说话人识别系统使用一个人的语音和说话风格来达到以下目的:

●为一个未知说话人的声音绑定一个身份

●确认一个人是他/她所宣称的

●在多说话人的环境中从其它的声音中区分出每一特定人的声音

第一个操作被称为说话人辨认或说话人识别;第二个有许多名字,包括说话人确认,说话人鉴定,声音确认和声音识别;第三个是说话人分离,某些情形下也叫说话人分类。本文着重这些技术中最高度商业化的说话人确认。

2.1 方法概览

说话人确认是决定一个人是否是他或她所宣称身份的一种生物测定技术。它不应同语音识别相混淆。后者是一种用来确定一个人说什么的非生物测定技术。语音识别产品不是被设计用来确定谁在发言的。

说话人确认以一个身份声明开始(见图B1)。通常情况下,声明需要手工输入个人识别码( PIN ) 但越来越多的产品允许发言输入密码并使用语音识别确定数字代码。一些应用程序用银行卡,智能卡,或使用中的电话号码取代个人识别码的手

动或语音输入。当一个说话人确认系统联系用户时,个人识别码也会被取消,一个典型的这种系统被用来监测在家服刑的罪犯。

用户:声明一个身份

系统:访问该身份的存储声纹

系统:提示用户输入密码

用户:说出密码

系统:比较密码和存储样本

系统:比较结果和阈值

系统:接受或拒绝身份声明

图B1

一旦身份声明被做出,系统会取回声明身份的存储语音样本(叫做声纹)并要求声明用户的语音输入。通常,要求的输入是一个密码。

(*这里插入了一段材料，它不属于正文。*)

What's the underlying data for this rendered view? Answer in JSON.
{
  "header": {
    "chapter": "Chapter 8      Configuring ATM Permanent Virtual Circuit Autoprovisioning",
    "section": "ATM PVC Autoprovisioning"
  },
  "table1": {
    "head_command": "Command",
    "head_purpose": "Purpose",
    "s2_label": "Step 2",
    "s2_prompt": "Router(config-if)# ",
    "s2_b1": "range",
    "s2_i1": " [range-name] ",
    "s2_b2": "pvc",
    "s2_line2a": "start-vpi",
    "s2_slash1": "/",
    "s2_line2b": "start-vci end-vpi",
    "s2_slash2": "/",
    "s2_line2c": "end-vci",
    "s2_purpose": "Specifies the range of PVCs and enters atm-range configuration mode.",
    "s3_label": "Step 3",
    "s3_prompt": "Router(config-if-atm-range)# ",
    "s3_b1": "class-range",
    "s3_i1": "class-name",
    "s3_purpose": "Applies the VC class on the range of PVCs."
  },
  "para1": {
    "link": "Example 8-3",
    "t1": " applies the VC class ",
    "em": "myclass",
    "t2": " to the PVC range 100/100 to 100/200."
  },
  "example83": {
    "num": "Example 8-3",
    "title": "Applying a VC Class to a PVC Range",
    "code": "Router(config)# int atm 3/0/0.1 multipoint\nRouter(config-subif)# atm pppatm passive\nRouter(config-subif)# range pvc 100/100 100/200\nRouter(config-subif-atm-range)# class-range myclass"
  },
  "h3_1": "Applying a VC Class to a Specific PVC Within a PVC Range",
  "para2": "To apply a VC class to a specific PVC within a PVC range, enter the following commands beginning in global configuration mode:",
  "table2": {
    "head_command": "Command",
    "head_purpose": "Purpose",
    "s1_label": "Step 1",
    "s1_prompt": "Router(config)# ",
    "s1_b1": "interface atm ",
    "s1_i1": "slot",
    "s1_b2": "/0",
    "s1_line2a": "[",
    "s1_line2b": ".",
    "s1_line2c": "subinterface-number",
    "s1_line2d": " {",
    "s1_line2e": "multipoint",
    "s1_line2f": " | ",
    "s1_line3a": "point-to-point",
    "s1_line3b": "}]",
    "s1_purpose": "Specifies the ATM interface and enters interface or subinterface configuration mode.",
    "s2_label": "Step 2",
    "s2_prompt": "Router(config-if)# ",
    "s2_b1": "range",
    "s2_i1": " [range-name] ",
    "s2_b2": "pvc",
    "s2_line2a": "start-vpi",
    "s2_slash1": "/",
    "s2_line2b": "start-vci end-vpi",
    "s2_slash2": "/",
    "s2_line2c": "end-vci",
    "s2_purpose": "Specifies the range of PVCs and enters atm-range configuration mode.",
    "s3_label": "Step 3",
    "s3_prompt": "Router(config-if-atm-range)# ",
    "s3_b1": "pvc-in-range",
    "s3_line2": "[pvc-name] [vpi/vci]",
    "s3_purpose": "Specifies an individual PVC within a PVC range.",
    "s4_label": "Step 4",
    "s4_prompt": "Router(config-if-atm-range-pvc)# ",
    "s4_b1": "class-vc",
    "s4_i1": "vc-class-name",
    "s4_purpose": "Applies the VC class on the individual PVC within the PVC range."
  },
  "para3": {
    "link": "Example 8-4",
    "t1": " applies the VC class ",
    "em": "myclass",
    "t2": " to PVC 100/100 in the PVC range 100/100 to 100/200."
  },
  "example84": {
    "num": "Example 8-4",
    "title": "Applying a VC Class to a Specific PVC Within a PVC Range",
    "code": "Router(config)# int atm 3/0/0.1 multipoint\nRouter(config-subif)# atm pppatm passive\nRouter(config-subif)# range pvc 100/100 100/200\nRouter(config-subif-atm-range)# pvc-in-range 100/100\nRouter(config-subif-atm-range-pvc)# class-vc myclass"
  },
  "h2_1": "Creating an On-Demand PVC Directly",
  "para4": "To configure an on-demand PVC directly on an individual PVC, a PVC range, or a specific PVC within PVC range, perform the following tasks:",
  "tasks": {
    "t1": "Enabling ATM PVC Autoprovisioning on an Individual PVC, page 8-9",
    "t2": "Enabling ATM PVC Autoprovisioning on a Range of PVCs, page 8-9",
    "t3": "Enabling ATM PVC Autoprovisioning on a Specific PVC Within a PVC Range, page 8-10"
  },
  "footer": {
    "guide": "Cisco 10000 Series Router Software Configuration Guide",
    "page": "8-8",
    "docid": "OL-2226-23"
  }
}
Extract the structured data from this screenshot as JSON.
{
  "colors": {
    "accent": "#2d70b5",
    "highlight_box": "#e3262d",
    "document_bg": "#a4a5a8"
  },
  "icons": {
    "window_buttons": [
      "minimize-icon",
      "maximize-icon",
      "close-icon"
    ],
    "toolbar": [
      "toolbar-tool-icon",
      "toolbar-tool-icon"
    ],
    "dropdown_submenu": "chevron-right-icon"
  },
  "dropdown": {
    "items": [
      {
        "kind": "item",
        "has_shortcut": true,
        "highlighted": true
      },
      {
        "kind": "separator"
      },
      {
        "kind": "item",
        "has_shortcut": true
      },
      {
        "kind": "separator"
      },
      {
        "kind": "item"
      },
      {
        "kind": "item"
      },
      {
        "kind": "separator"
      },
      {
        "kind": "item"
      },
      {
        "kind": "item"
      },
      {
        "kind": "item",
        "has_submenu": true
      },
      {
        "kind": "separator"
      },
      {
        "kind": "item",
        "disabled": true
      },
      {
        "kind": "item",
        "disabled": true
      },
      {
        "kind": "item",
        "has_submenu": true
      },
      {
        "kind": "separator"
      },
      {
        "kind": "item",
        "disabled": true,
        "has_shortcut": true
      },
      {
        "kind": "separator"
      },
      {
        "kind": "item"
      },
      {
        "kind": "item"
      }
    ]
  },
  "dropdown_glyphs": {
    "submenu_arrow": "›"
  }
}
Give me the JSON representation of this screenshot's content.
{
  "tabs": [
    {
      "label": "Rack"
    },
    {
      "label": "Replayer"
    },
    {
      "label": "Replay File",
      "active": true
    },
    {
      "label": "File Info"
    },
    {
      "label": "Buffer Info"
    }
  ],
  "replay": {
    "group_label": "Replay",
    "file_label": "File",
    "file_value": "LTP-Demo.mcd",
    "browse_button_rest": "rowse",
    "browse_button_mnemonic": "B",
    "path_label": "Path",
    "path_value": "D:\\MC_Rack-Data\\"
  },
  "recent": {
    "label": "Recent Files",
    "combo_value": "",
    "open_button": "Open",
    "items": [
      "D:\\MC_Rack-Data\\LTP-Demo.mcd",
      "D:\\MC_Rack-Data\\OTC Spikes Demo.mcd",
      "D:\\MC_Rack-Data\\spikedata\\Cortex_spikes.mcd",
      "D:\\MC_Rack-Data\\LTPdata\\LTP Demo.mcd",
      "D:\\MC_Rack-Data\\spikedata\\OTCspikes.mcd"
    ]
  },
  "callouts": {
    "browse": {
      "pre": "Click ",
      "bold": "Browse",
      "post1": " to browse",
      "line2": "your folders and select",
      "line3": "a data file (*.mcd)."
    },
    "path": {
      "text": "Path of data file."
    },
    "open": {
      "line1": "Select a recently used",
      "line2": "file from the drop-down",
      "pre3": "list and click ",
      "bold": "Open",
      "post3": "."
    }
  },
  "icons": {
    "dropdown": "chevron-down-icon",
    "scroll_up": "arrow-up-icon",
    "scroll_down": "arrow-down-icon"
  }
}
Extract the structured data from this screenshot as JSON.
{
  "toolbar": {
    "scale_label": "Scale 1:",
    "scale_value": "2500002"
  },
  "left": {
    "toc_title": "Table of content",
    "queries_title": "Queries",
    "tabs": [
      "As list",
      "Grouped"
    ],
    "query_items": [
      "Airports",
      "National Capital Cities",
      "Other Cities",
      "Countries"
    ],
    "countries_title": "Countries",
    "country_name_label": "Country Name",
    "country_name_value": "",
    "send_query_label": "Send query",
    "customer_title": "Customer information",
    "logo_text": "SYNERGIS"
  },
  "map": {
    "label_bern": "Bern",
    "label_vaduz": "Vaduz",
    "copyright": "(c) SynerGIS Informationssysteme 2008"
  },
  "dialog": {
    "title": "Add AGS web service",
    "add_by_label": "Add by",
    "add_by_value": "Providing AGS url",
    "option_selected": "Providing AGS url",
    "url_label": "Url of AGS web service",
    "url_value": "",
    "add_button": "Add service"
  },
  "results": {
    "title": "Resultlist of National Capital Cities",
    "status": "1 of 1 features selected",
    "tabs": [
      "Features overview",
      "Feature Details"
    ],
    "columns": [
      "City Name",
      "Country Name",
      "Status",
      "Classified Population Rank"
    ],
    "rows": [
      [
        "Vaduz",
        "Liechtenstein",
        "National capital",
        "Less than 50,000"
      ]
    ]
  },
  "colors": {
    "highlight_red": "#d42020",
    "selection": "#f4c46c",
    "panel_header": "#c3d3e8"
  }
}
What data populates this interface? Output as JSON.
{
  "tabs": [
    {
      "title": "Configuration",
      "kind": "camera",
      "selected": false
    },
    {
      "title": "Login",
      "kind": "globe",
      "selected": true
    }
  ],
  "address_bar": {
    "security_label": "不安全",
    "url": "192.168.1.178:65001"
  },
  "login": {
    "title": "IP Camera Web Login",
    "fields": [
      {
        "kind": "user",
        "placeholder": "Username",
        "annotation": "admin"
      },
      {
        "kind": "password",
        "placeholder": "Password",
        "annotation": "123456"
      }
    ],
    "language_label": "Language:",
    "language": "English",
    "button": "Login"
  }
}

最新输入的语音同存储的声纹相比较,比较的结果用一个接受/拒绝的阈值进行衡量。最终,系统接受说话人为授权用户,或拒绝说话人为冒名顶替者,或做出应用程序定义的其它动作。一些系统报告一个可信度或其它评分来说明它的决定的可信程度。

如果确认成功,系统可能升级存储声纹的声学信息。这个过程叫做适应。适应是用来保持声纹正确性的一种稳妥的解决方案。它在许多商用说话人确认系统中被使用。

2.2 语音样本

同所有的生物认证一样,在确认(或辨认)可以被执行之前,一个语音样本必须被提供(这个过程也叫做登记)。这个样本被用来生成存储声纹。

在需要登记和确认的语音类型和数量方面,系统之间有区别。这些系统的基本分类是:

●文本相关

●文本无关

●文本提示型

2.2.1 文本相关

大部分的商业系统都是文本相关的。文本相关的系统期待用户说出事先定义好的词组、密码或者标识符。通过对被说出单词的控制,系统可以从存储的声纹中找出最为匹配的一个。一个典型的例子,每个用户可以选择一个私有的密码,尽管一些管理员更喜欢分配密码。因为冒名顶替者需要同时知道正确的个人身份号码和密码并且还要拥有一个相匹配的声音,所以密码提供了额外的安全性。有些系统通过不存储密码的人类可读性信息来进一步提高安全性。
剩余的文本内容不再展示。